Wisconsin's flagship jobs program has committed up to $135.6 million in incentives during the last two years to four major employers, including Mercury Marine, to ensure they keep or create 7,400 jobs in the state.
So far, Wisconsin is on track to recoup that money through economic growth that will boost state taxes by a rough projection of $164 million or more, according to a state Department of Commerce report released to the Journal Sentinel through the open-records law.
The incentives and benefits, as well as the tax revenue increase, should last at least nine years.
"It's finding the right mix of saving the best of our traditional economy while simultaneously moving ahead with our knowledge-based economy," Tom Still, president of the Wisconsin Technology Council, told the newspaper.

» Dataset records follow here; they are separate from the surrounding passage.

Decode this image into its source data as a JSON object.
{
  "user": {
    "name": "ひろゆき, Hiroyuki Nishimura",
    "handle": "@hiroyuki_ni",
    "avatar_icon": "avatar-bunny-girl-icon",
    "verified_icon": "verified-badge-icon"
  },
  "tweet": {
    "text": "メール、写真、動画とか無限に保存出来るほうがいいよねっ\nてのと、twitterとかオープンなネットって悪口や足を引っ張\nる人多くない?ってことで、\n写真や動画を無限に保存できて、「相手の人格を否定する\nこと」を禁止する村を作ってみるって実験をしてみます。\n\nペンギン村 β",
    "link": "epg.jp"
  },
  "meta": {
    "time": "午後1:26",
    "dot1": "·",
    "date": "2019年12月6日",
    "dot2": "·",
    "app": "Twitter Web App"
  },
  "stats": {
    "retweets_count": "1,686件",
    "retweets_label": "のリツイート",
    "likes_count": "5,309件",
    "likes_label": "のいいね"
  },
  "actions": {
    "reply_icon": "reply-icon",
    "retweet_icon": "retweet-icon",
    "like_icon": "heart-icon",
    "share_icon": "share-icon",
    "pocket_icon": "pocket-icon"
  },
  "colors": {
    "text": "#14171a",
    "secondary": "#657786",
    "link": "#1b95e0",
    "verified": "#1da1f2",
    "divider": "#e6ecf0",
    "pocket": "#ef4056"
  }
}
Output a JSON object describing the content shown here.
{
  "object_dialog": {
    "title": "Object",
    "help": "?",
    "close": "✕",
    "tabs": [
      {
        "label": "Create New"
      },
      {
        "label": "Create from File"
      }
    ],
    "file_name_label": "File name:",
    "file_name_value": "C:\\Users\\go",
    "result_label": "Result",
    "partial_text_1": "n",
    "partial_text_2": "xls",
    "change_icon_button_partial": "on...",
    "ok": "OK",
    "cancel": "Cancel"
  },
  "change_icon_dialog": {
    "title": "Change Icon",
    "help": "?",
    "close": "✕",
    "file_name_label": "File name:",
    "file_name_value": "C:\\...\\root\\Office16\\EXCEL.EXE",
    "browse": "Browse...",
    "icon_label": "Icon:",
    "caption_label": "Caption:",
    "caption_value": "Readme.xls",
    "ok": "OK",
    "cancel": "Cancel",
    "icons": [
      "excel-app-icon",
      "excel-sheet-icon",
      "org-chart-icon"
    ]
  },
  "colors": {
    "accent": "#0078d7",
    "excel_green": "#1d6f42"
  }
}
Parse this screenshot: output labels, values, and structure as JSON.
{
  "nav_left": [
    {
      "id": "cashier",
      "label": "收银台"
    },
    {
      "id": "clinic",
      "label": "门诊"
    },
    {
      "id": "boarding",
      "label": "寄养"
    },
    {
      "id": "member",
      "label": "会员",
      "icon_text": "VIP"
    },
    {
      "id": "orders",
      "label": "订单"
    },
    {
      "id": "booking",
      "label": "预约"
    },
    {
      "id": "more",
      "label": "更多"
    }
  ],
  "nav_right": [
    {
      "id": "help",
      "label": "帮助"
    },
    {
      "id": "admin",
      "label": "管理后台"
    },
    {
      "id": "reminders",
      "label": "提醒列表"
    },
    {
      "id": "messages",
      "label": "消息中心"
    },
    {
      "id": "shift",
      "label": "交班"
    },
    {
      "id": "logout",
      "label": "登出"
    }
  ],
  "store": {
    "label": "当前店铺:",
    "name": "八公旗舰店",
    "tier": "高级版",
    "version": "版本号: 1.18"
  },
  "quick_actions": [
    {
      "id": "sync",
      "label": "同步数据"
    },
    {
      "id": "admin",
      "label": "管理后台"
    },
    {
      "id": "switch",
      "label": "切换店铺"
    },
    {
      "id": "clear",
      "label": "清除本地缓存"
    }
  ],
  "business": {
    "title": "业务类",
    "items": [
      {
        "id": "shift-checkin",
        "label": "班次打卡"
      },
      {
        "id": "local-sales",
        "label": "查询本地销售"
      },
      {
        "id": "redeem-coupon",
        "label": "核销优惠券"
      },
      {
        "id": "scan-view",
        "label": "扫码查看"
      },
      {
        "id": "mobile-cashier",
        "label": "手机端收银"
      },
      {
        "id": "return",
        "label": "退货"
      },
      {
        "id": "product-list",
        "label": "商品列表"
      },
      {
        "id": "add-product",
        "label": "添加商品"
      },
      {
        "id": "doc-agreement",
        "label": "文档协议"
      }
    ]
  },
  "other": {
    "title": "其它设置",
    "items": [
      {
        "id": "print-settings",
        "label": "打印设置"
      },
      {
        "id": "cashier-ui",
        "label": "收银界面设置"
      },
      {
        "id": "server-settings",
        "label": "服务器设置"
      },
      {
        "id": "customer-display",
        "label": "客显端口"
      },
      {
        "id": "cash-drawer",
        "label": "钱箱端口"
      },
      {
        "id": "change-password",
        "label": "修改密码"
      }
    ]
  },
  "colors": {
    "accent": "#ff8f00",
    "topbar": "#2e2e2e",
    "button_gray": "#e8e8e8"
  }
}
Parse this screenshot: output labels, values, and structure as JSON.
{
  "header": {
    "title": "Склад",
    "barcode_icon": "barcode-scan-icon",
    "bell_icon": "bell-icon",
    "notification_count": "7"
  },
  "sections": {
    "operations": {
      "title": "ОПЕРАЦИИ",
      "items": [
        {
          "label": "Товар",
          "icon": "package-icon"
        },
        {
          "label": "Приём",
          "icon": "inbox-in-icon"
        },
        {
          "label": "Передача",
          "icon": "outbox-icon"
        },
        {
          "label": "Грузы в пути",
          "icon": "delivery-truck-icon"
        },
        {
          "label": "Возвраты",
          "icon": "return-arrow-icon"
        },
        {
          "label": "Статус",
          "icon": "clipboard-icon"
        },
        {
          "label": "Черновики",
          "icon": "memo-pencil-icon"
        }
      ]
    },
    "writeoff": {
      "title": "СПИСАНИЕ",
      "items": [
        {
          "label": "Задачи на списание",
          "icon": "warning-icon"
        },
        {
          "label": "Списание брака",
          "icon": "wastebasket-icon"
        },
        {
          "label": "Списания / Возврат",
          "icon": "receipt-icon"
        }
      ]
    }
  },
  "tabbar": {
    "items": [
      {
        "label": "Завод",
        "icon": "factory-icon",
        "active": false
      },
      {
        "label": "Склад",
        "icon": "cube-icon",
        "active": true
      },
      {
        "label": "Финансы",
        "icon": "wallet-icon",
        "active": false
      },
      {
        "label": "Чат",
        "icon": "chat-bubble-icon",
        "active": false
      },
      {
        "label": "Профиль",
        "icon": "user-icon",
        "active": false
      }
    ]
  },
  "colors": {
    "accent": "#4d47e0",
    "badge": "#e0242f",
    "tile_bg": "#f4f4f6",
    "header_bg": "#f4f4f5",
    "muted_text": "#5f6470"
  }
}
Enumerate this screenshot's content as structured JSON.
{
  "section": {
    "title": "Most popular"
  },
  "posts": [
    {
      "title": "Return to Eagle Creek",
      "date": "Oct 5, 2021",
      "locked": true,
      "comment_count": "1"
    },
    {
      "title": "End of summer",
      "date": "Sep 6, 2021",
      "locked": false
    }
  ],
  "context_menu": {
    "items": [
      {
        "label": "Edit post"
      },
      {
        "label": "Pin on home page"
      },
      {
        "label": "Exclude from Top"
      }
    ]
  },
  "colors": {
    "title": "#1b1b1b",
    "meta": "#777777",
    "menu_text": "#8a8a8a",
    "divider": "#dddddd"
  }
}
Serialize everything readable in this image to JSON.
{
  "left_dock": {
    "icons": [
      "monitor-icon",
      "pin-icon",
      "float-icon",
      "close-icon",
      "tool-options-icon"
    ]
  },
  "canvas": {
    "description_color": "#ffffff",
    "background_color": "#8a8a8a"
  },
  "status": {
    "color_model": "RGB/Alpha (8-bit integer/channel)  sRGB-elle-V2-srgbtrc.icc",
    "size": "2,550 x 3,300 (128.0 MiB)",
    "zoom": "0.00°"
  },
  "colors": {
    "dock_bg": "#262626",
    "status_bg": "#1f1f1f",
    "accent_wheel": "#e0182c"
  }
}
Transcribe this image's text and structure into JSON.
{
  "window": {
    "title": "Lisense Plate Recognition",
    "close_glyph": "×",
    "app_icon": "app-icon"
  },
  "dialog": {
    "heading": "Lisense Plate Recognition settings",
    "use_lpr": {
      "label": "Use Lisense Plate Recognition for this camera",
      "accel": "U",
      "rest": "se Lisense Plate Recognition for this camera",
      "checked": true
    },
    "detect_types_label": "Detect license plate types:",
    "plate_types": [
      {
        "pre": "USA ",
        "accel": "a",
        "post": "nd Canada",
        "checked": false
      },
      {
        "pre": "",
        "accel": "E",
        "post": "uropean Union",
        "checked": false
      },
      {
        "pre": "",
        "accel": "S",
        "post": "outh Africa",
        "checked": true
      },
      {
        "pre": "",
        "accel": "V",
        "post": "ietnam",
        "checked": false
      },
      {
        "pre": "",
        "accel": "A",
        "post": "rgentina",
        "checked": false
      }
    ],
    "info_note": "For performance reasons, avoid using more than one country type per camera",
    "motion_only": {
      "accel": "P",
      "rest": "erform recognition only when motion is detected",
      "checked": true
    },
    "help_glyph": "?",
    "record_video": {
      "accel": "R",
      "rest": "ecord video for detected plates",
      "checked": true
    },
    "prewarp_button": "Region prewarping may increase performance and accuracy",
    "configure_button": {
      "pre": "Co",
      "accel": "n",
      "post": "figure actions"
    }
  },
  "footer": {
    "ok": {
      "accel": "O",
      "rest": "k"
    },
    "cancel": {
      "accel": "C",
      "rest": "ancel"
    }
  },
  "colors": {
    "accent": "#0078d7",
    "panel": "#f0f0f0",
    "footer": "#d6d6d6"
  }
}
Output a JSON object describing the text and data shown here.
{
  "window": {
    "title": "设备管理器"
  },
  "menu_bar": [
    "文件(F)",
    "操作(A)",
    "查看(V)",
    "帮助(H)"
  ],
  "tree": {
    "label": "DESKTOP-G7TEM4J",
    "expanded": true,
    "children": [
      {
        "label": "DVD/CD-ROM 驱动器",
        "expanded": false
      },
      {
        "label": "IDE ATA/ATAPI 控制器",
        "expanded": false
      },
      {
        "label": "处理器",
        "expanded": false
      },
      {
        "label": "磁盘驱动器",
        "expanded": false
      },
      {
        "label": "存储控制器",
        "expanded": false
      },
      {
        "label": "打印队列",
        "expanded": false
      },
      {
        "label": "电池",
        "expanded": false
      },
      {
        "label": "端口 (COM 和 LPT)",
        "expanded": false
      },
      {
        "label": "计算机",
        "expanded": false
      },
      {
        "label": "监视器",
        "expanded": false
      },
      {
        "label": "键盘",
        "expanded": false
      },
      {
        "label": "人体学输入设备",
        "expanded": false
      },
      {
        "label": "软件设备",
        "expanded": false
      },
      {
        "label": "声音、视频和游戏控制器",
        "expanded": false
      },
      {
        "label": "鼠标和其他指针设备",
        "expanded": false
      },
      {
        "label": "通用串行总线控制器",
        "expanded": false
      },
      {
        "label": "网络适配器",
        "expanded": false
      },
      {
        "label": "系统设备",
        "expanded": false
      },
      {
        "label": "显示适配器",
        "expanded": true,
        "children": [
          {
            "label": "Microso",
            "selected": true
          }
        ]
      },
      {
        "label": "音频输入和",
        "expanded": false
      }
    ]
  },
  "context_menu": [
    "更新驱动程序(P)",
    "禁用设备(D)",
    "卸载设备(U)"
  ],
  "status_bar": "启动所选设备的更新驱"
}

Several of the enterprise-zone deals also helped preserve or bring to the state corporate offices that employed highly paid and educated white-collar workers, said Pat O'Brien, executive director of the regional economic development partnership Milwaukee 7.
In September, Mercury Marine decided not to send hundreds of jobs at a Fond du Lac factory to a non-union plant in Oklahoma after the local union approved contract concessions.
The state pledged up to $70 million in tax credits and local officials provided their own incentives.
Mercury spokesman Steve Fleming said the company had retained nearly 2,000 existing Wisconsin jobs, called workers back from layoffs and done modest hiring for an unspecified number of positions. The company remained on track to meet the long-term jobs goals of its agreement with the state, he said.